Blue light skimmed the ceiling before it moved on. Colt kept his hands open until it passed.
EPILOGUE
BLAIR
I powereddown my office lamp and slid the last desk drawer shut with my hip. I checked the door the way I always did. Reading the seam, the way metal acknowledged metal.
It had lied to me before, so I was wary.
I’d referred Colt out and the handoff was logged by another clinician. Clean line, no ceremony.
Three days since the front porch incident. Short enough to still live in my muscles, long enough for the story to shape into fact.
I walked down the hallway and flicked off the lights as I moved. My hand stayed on the knob and refused to turn. I told myself the street would be empty the way it always was this time of night. That I preferred it that way.
Both were lies.
The truer sentence stood behind them: he’d be there. We’d never made an arrangement.

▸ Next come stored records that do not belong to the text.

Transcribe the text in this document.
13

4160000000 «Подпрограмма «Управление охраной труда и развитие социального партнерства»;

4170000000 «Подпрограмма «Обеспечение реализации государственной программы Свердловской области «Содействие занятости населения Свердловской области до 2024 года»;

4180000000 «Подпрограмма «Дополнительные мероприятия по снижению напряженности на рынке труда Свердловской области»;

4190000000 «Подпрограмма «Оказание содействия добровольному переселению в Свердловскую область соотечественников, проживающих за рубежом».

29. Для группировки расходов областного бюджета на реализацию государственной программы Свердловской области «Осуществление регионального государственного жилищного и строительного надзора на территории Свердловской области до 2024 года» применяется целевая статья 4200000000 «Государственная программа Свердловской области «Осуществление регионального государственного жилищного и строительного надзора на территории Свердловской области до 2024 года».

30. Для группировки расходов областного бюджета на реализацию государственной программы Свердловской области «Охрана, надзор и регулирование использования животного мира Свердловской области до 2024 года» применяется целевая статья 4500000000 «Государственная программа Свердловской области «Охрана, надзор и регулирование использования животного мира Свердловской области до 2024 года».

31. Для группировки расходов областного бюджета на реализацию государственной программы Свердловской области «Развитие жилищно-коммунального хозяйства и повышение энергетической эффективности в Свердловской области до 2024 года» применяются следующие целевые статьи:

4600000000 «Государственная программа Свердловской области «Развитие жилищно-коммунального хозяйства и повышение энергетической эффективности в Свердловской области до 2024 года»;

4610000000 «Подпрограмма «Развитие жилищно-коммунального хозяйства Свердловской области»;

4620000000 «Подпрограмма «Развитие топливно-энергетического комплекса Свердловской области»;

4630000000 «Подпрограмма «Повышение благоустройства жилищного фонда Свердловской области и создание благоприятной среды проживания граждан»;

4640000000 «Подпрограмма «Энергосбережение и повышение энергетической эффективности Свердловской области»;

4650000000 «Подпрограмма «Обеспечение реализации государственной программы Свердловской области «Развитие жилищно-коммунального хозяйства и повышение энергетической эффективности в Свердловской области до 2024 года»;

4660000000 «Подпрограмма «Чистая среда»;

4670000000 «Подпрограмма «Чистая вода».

No message or invitation. Yet a pattern had formed.
A quiet frequency I could tune to.
Another lie tried itself on. If he wasn’t there, I’d keep walking. If he was, my body would know before I saw.
I stood motionless with my hand on the knob, listening as if the building might answer. Fluorescents settled in the background. My pulse argued for both outcomes at once.
Stalker, my mind offered.
Patient, another part said.
Neither word landed as a threat, but the question itself carried all the heat.
Outside, the night separated into a scene I’d seen a thousand times before. Several moving parts: a bus exhaled two blocks over and a crosswalk counted down with red certainty. A camera’s LED blinked and tossed a dot onto the market’s glass across the street. The prickle of being watched found my skin yet again. But this time, I let it stand.
Witness, not victim.
I took each step slowly, my footsteps announcing me to the city. Rubber on grit, the soft snap as the curb took my weight.
I turned toward the dark stretch of street where an answer would live. I walked, a man bound by a spell of his own making.
If he was there, the machinery in me would hear it first; the ease of his breath in the truck, a man who chose stillness over display.
I scanned the curb and tried to want the nothing that would prove me reasonable.
Colt was there. Not outside my door like an ask. But down the block under a streetlight with the engine off and the windshield fogged at the corners.
No lights flashed, no horn honked. Presence I could feel without claim.
He parked with the kind of discipline that turned his truck into background. If you didn’t know what you were looking for.
But I knew exactly what I was looking for.